Parkin is a gingerbread cake typically made with oats and treacle and is traditionally eaten on Guy Fawkes Night/Bonfire Night (5th November). What makes it Yorkshire Parkin (mmm Yorkshire Parkin) is the addition of treacle whereas Lancashire Parkin uses golden syrup (bleurghhh). You’ll be very pleased to know that you won’t be finding any of that junk in my recipe however – just good old fashioned maple syrup, blackstrap molasses, and coconut sugar. This is still very high in sugars so please just eat this on Bonfire night and be done with it!

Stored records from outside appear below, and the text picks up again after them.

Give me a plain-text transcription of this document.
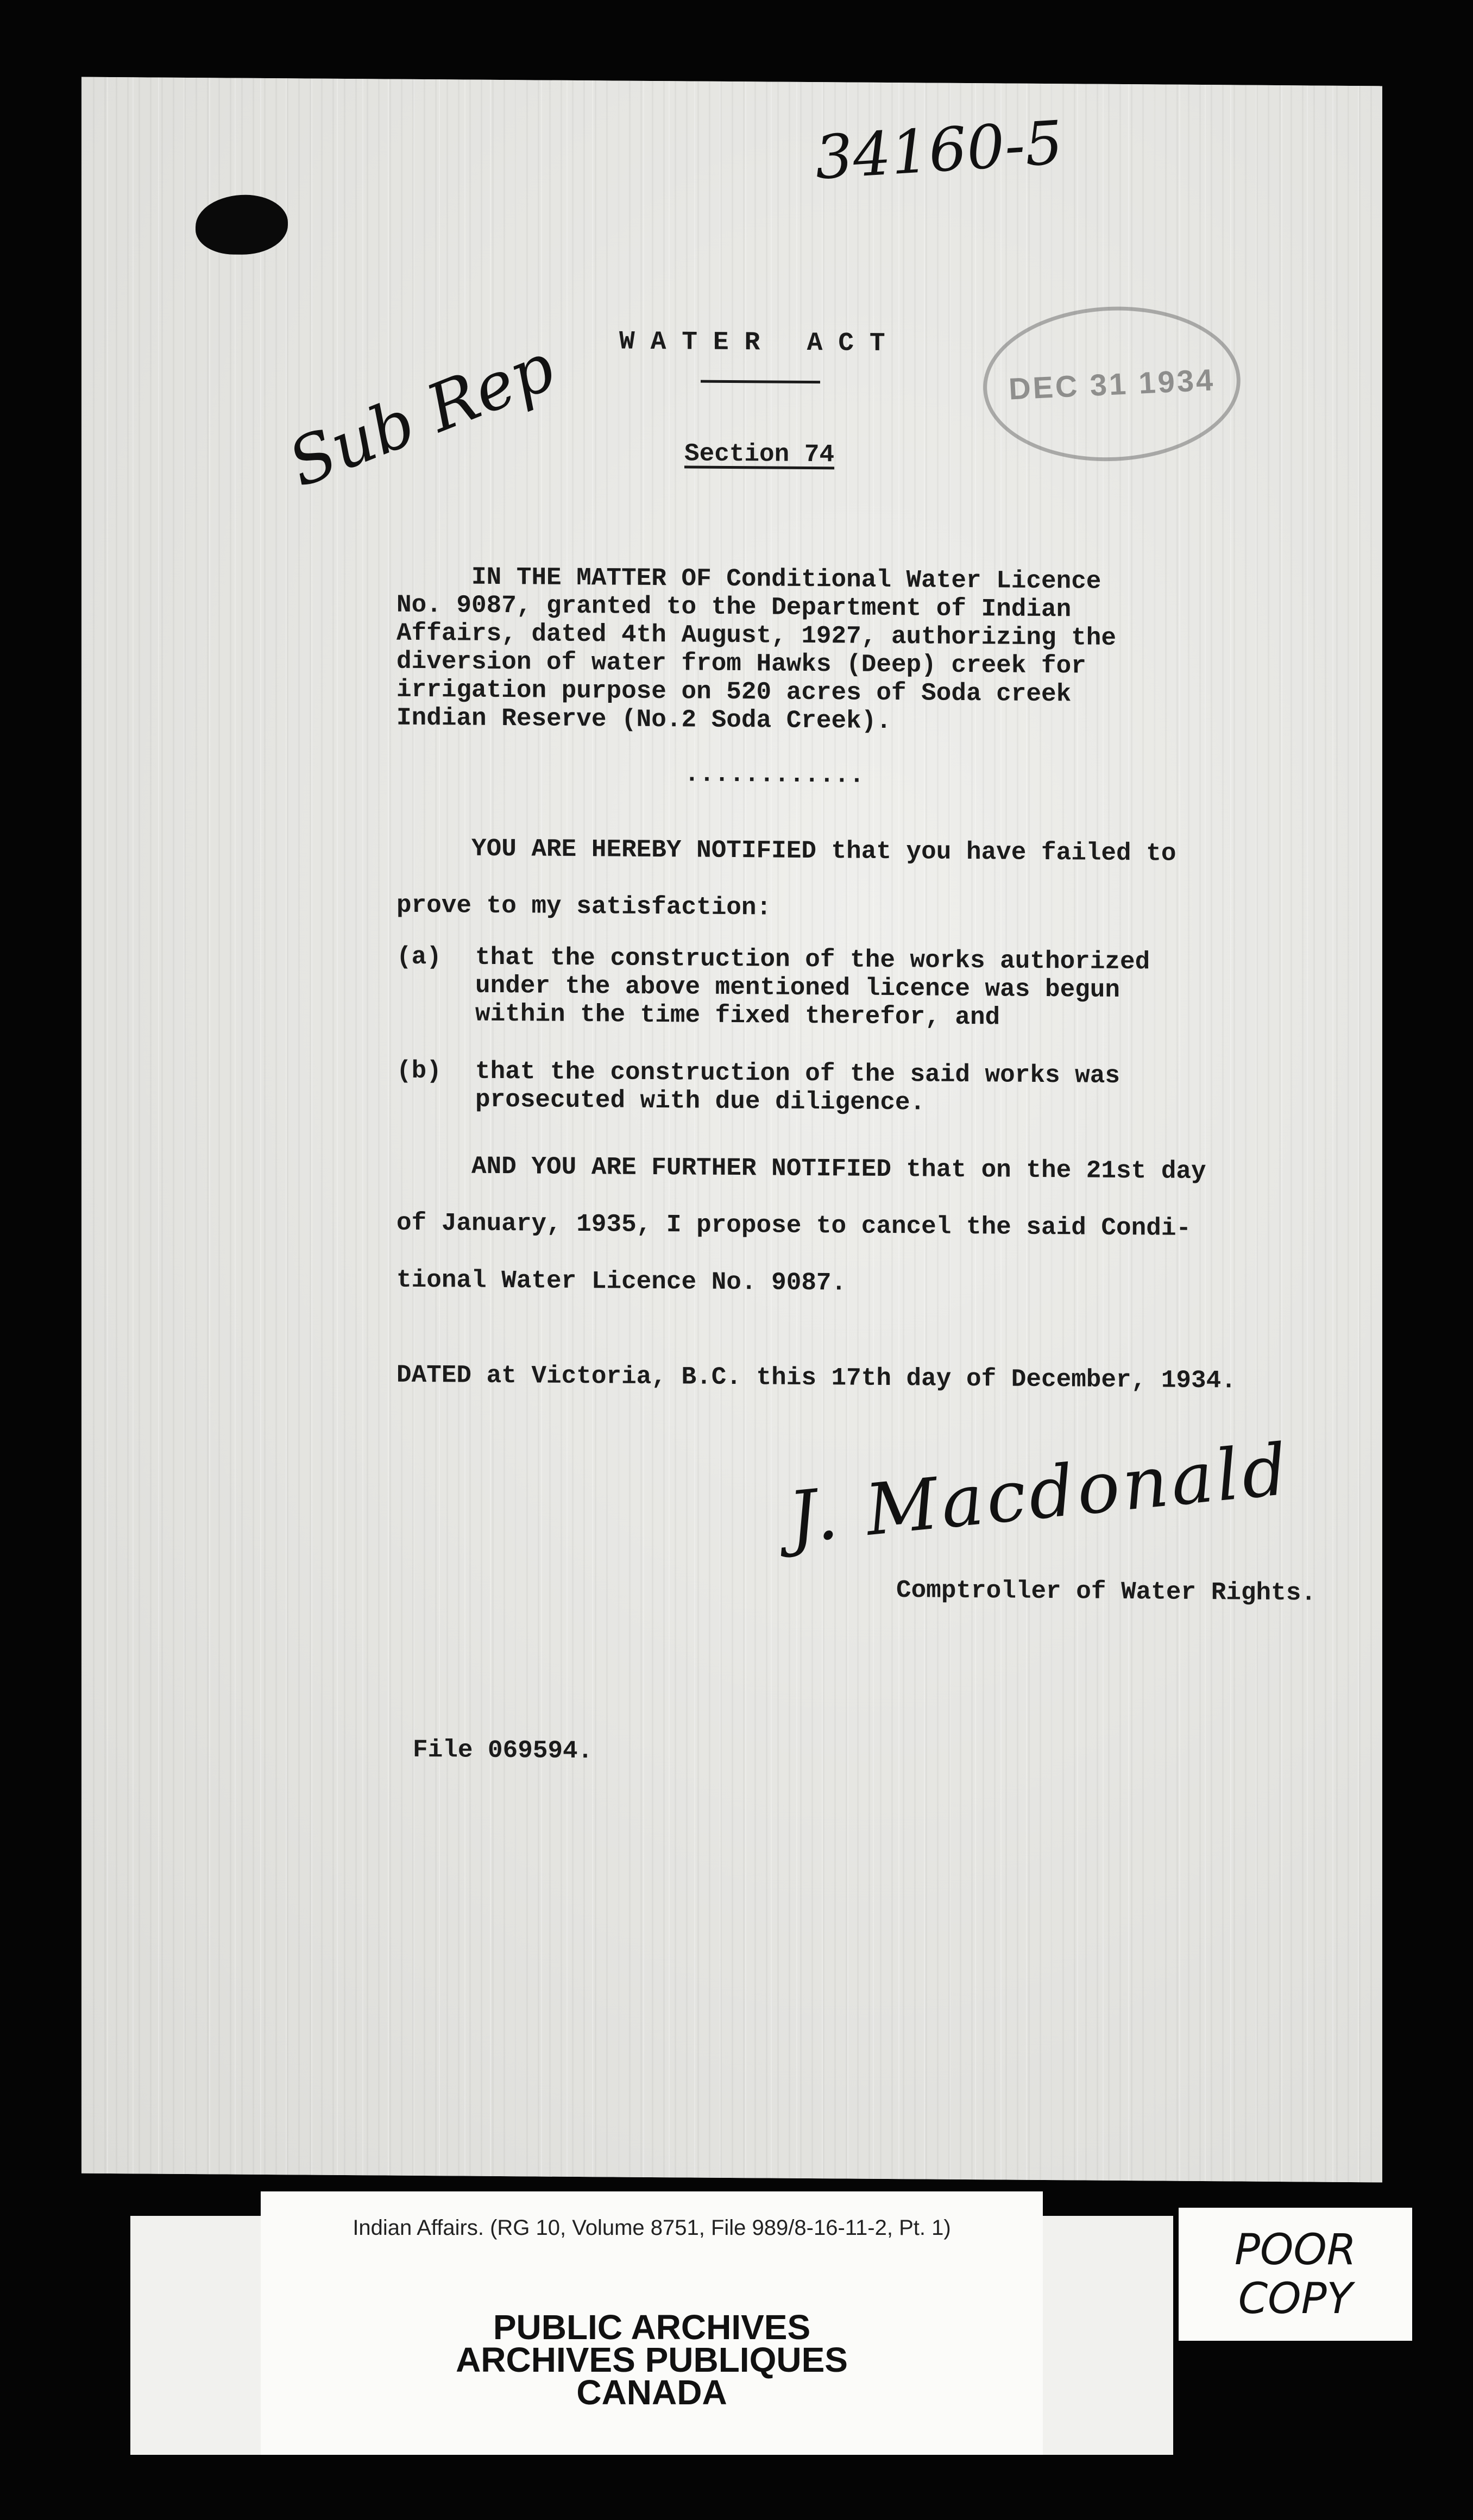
34160-5
Sub Rep	DEC 31 1934
W A T E R   A C T
Section 74
IN THE MATTER OF Conditional Water Licence
No. 9087, granted to the Department of Indian
Affairs, dated 4th August, 1927, authorizing the
diversion of water from Hawks (Deep) creek for
irrigation purpose on 520 acres of Soda creek
Indian Reserve (No.2 Soda Creek).
............
YOU ARE HEREBY NOTIFIED that you have failed to
prove to my satisfaction:
(a) that the construction of the works authorized
under the above mentioned licence was begun
within the time fixed therefor, and
(b) that the construction of the said works was
prosecuted with due diligence.
AND YOU ARE FURTHER NOTIFIED that on the 21st day
of January, 1935, I propose to cancel the said Condi-
tional Water Licence No. 9087.
DATED at Victoria, B.C. this 17th day of December, 1934.
J. Macdonald
Comptroller of Water Rights.
File 069594.
Indian Affairs. (RG 10, Volume 8751, File 989/8-16-11-2, Pt. 1)
PUBLIC ARCHIVES
ARCHIVES PUBLIQUES
CANADA
POOR
COPY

Parkin isn’t just any old cake it’s a beautifully soft yet sticky cake, and it isn’t one that can be eaten as soon as it is baked – you absolutely must leave it to mature for at least 3 days in order for those beautiful flavours to be released and for it to become perfectly sticky! I found that a little over a week was the best amount of time to leave it for, in the photos it’s at just under 3 days and so isn’t fully moist throughout, the longer that you leave the stickier it gets and the flavours become immense!
I used maple syrup rather than honey in this recipe as I thought that it would have more of a similar taste to using brown sugar and ground almonds rather than almond flour to give it that slightly ‘gritty’ and oaty like texture.
The weather is getting colder, the nights are getting darker, and all I want to do is wrap up in a big wooly jumper with a hot mug of spiced herbal tea and eat something with those delicious dark and black treacle toffee like flavours. Parkin is the ultimate comforting and sticky, spiced cake. When those fireworks start to go off I’ll be guaranteed to be carting some of this with me to enjoy the show.
1/3 cup maple syrup/raw honey
1/3 cup plus 2 tbsp blackstrap molasses
1/4 cup coconut sugar
100g raw grass-fed butter
1 cup tapioca flour
2 tbsp baking powder
2 tbsp ground ginger
1/4 tsp bicarbonate of soda
250g ground almonds
- Pre-heat your oven to 140°C/Gas Mark 1. Line a 9″ x 5″ loaf tin with baking parchment and grease. Set aside until needed.
- Combine your maple syrup/raw honey, blackstrap molasses, coconut sugar, and butter into a small heavy bottomed saucepan and heat on a low heat until the ingredients become liquid. Do not allow the contents to simmer or boil!
- Whilst you are waiting for your sugars and butter to melt combine the remaining ingredients except for your eggs and ground almonds into a food processor and process until smooth.
- Once melted very slowly pour the melted sugars and butter down the food processor’s feed tube whilst processing. Once you have finished pouring stop the processor and scrape down the sides using a silicone spatula and process again until smooth.
- Next pulse in your eggs before blending until smooth. Fold in your ground almonds and pour the mixture into your greased loaf tin.
- Place the loaf tin onto the middle shelf of your oven and cook for 1 hour – 1 1/2 hours until cooked the full way through. If you feel that the parkin is burning simply cover the tin with tin foil with the shiny side facing upward.
- Once cooked leave to cool in the tin for 30 minutes before turning out onto a wire rack. Your parkin will probably sink in the middle but don’t worry – to me it’s the sign of the most perfect parkin you can eat!
- Once fully cooled wrap in baking parchment/greaseproof paper, secure with a layer or tin foil, and store in an airtight container in a cool, dry cupboard for at least 3 days to let it mature. Mine has been in the cupboard for about a week and a half and it just keeps on getting better!